De beroepscommissie heeft de Staatssecretaris in de gelegenheid gesteld schriftelijk te reageren op het beroep en klager alsmede zijn raadsman mr. B. Kurvers om het beroep schriftelijk toe te lichten.

Op grond van haar onderzoek overweegt en beslist de beroepscommissie als volgt.

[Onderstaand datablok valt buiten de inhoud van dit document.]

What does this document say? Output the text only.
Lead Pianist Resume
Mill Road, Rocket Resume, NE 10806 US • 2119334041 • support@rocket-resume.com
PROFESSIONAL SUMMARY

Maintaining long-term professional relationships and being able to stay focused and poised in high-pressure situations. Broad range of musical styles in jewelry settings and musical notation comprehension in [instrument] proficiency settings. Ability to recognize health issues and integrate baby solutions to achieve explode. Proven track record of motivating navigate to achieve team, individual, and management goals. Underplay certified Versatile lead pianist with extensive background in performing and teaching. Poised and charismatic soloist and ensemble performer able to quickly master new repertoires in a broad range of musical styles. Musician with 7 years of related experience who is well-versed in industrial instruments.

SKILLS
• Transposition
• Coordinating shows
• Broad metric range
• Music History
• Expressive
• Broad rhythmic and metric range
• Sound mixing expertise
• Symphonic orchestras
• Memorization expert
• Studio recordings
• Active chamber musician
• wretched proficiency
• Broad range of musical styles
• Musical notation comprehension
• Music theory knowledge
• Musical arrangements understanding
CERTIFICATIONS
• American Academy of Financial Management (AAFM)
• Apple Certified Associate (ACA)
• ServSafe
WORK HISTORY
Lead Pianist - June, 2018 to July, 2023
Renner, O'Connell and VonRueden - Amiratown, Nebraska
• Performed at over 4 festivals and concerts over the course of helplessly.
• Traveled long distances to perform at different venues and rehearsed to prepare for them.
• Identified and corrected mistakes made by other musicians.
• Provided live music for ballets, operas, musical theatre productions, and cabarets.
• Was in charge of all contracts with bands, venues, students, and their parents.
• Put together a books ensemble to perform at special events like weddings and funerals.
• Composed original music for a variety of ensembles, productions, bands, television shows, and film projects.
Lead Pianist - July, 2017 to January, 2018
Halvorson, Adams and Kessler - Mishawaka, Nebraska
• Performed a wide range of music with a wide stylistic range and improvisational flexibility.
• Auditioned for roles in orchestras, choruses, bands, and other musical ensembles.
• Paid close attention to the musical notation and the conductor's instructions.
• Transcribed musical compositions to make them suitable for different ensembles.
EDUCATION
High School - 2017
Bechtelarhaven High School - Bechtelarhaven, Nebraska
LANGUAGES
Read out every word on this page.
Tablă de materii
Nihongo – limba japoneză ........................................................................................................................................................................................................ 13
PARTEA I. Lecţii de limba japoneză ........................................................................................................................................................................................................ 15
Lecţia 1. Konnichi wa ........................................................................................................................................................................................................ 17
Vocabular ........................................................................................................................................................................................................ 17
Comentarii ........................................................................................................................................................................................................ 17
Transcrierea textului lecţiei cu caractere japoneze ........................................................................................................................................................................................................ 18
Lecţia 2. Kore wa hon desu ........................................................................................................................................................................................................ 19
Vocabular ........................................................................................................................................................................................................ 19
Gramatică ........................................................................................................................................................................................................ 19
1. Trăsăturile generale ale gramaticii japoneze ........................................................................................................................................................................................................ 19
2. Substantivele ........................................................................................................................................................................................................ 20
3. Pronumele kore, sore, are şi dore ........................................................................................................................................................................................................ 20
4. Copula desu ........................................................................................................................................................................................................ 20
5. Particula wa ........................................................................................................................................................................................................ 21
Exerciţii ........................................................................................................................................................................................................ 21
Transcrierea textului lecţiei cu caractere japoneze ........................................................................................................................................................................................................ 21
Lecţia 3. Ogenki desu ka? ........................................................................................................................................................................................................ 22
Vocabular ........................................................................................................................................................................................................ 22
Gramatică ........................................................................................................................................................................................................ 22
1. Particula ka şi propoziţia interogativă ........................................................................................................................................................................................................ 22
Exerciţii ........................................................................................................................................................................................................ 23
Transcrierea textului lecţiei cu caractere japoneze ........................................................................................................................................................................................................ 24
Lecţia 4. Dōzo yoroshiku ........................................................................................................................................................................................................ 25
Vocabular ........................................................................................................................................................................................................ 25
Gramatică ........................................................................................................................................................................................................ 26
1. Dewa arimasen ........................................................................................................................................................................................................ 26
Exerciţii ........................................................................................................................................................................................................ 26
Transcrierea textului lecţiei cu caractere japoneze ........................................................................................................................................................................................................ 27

1. De inhoud van de bestreden beslissing
De Staatssecretaris heeft klagers verzoek tot het tijdelijk verlaten van de inrichting in het kader van algemeen verlof afgewezen.

2. De standpunten
Door en namens klager is het beroep als volgt toegelicht. In de bestreden beslissing wordt ten onrechte gesteld dat klager op 22 april 2016 zijn aanvraag heeft ingediend. Hij heeft zulks al in februari of maart gedaan. Het lijkt erop dat de inrichting
het proces tegenwerkt. Hierover heeft klager reeds een beklag ingediend bij de beklagcommissie.
Klager had een groot belang bij toekenning van de verlofaanvraag, nu hij in het betreffende weekend met zijn familie de as van zijn overleden ouders zou uitstrooien. Niet is gebleken dat de Staatssecretaris de risico’s inhoudelijk heeft afgewogen. Er
zijn geen aanwijzingen dat klager tijdens zijn verlof strafbare feiten zou gaan plegen. Klager vertoont in de inrichting slechts positief gedrag. De politie heeft onderzoek gedaan en geconcludeerd dat er geen contra-indicaties zijn met betrekking tot
klagers recidiverisico. Ook de reclassering ziet geen contra-indicaties voor het starten van detentiefasering. Het recidiverisico is niet nader onderbouwd. Klager is bereid zich aan alle afspraken en voorwaarden te houden.
Het enkele feit dat klager tijdens een penitentiair programma (p.p.) een strafbaar feit heeft gepleegd, mag niet in de weg staan aan verlofverlening. Temeer nu de zaaksofficier van het Openbaar Ministerie (OM) die klager heeft vervolgd voor het tijdens
het p.p. gepleegde delict, eveneens positief heeft geadviseerd. Voorts zijn in de strafmaat bij de veroordeling de feiten en omstandigheden al meegewogen, klager is dus voldoende gestraft voor het delict. Door en namens klager wordt verzocht het beroep
mondeling te mogen toelichten.

Namens de Staatssecretaris is de bestreden beslissing als volgt toegelicht. Klager heeft tijdens deelname aan een p.p. een nieuw strafbaar feit gepleegd, waarvoor hij op 23 september 2015 is ingesloten in het huis van bewaring en inmiddels is
veroordeeld. Gelet hierop is klager onvoldoende in staat de verantwoordelijkheid van grotere vrijheden te dragen en bestaat er gevaar voor het plegen van strafbare feiten tijdens het verlof.
Op klagers verlofaanvraag zijn de volgende adviezen uitgebracht.
De directeur van de penitentiaire inrichting Vught heeft negatief geadviseerd ten aanzien van de verlofaanvraag, omdat klager een nieuw delict heeft gepleegd tijdens deelname aan het p.p.
Het OM heeft positief geadviseerd ten aanzien van de verlofaanvraag.
De politie heeft positief geadviseerd ten aanzien van de verlofaanvraag.

3. De beoordeling
Klager heeft verzocht het beroep mondeling te mogen toelichten. Nu klager geen argumenten heeft aangevoerd waarom een schriftelijke behandeling naar zijn mening niet volstaat en de beroepscommissie zich in deze zaak voldoende ingelicht acht om op het
beroep te beslissen, wijst de beroepscommissie het verzoek af.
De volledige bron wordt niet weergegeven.